Filing of Technical Report for the Maiden Mineral Resource Estimate at El Dorado Monserrat Project, Argentina
On December 24th, 2024, the Company announced that it has filed a technical report for its wholly owned El Dorado Monserrat gold and silver Project in Santa Cruz province, Argentina pursuant to National Instrument 43-101 "Standards of Disclosure for Mineral Projects" ("NI 43-101").
The Technical Report is titled "Maiden Mineral Resources Estimate on the El Dorado Monserrat Property, Gold and Silver Project Santa Cruz Province, Argentina" with an effective date of November 8, 2024, and was prepared by Mr. Mario Alfaro Cortés, Qualified Person (QP) as defined by Canadian National Instrument 43-101, Chilean Mining
Commission; and Mr. Ganem Fernando, Qualified Person (QP) as defined by Canadian National Instrument 43-101, member of the American Institute of Professional Geologists.

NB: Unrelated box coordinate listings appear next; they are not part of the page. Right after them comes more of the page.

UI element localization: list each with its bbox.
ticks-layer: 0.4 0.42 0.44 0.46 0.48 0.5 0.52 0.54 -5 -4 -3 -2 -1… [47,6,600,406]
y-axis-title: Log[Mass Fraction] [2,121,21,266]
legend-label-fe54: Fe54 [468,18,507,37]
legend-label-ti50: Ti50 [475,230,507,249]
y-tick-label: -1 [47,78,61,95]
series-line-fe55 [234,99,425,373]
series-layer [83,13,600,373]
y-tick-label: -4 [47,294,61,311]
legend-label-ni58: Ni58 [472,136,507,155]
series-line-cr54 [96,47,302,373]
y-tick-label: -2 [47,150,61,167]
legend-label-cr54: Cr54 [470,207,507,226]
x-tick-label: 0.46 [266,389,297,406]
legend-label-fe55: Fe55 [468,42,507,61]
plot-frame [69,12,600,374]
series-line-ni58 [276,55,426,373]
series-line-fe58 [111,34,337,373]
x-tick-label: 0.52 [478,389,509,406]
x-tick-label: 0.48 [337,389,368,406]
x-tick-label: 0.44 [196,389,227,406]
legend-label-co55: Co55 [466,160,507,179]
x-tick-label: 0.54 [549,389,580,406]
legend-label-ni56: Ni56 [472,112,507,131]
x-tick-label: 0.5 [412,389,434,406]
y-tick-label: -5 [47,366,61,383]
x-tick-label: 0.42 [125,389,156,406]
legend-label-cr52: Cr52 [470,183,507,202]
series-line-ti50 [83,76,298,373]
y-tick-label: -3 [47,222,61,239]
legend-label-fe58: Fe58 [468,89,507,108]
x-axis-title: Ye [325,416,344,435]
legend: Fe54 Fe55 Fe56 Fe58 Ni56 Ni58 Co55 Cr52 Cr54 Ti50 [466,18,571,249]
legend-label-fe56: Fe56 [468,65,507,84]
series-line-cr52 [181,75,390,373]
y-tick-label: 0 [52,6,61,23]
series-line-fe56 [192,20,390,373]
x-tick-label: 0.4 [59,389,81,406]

Consolidation of the Common Shares:
The Board of directors of the Company has approved a share consolidation at a ratio of five pre-consolidated common shares in the capital of the Company for each one post-consolidation Common Share. Shareholders of the Company approved a resolution authorizing the Board to proceed with the Consolidation at a special meeting of shareholders held on October 23, 2024. The effect of this consolidation has been reflected in this MD&A.
Option Grant:
On December 24, 2024, the Company announced that it has granted 1,020,000 stock options to directors, officers and non-officers. Each Option is exercisable to purchase one common share of the Company at a price of $0.40 per Common Share, representing a significant premium to the market price of the Common Shares on the TSX Venture Exchange, for a period five years from the grant date.
The Options have been granted in accordance with the terms of the Company's stock option plan and have been granted to the directors and offices in lieu of accrued cash amounts payable for compensation for acting in those positions.